Their sound at least flirts with wonderfulness, but it also wears
down a bit -- maybe I mean wears you down.
B+(**)
Pete Zimmer Quintet: Burnin' Live at the Jazz Standard
(2006, Tippin'): This is almost exactly what most people think of as
jazz these days: standard forms -- a blues, a waltz, some pop themes,
but all originals -- stretched out over 7-13 minutes with solos rotated
between trumpet/flugelhorn, tenor sax, piano, bass and drums, all of
which are articulate and swing hard. The live setting is appropriate --
we all know that the essence of jazz is its continuous invention, on
stage, before an audience. Zimmer is a young drummer, well schooled,
hard working, and he's got a perfectly solid group here -- Joel Frahm
is the biggest name and probably the senior citizen, but everyone does
their job. Only problem is that when it comes to recorded jazz,
this level of professionalism is the norm and therefore not all that
noteworthy.
B+(*)
Zu/Mats Gustafsson: How to Raise an Ox (2004 [2005],
Atavistic): Great fun when our favorite cell of Italian free jazz
anarchists met up with Steve Albini and Ken Vandermark on Igneo,
then again with Vandermark's Spaceways Inc. on Radiale.
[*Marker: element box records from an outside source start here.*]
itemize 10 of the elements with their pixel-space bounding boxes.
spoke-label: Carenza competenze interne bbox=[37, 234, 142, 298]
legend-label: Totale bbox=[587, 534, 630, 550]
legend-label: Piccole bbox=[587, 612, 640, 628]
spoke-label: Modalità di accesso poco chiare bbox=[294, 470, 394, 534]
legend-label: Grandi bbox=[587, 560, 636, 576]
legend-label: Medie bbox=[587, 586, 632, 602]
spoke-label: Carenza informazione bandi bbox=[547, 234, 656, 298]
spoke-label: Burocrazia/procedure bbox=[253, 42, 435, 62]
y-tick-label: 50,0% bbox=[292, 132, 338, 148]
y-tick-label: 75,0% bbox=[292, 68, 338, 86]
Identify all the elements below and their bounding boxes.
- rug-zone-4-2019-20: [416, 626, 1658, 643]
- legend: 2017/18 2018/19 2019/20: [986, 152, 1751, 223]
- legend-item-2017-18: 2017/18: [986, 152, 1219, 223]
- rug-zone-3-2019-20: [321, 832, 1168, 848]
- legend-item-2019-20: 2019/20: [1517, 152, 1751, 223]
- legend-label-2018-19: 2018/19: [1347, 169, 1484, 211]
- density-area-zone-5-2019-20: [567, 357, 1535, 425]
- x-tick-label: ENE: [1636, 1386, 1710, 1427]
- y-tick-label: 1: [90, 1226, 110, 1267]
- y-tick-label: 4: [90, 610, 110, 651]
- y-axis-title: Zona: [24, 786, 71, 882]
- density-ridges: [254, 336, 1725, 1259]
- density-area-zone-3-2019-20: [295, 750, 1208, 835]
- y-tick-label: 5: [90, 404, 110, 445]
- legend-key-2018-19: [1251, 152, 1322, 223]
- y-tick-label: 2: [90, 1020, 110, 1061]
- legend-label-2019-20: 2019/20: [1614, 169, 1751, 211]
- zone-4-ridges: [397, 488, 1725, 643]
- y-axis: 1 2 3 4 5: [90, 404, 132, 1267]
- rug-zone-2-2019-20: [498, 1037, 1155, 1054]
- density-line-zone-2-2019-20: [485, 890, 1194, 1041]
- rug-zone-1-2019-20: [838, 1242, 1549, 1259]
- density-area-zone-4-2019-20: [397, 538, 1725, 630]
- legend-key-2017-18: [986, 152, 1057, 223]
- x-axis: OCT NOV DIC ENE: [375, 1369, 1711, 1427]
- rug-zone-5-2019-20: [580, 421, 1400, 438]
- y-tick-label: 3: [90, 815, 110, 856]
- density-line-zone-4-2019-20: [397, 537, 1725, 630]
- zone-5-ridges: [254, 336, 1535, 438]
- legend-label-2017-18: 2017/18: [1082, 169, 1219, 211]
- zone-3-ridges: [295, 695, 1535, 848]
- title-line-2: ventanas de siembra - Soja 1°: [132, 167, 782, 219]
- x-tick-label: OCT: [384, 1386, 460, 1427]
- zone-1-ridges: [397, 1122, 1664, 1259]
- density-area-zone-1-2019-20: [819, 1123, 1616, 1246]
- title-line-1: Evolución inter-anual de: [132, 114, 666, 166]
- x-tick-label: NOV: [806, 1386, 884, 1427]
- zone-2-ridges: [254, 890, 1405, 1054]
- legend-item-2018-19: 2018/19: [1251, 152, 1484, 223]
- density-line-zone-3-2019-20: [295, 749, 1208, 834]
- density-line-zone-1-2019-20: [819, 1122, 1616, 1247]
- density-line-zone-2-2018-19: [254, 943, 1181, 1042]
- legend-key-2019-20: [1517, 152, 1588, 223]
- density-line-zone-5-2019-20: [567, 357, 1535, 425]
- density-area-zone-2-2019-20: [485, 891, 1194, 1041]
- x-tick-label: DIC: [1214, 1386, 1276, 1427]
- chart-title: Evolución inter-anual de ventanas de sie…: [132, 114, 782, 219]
Mats
Gustafsson fits into the same broad picture, but he's more limited,
and he doubles up on baritone sax with Luca Mai. The outcome is on
the heavy side, with the groove on the title song most appealing,
several fierce squalls less so. I have a couple more Zu albums on
the shelf, so I'm still working on this.
[B+(**)]
Zu/Mats Gustafsson: How to Raise an Ox (2004 [2005],
Atavistic): With two baritone saxes, this gets ugly fast and barely
lets up. Still, it has some groove to it, mostly thanks to Massimo's
bass, and it's the groove that holds it together.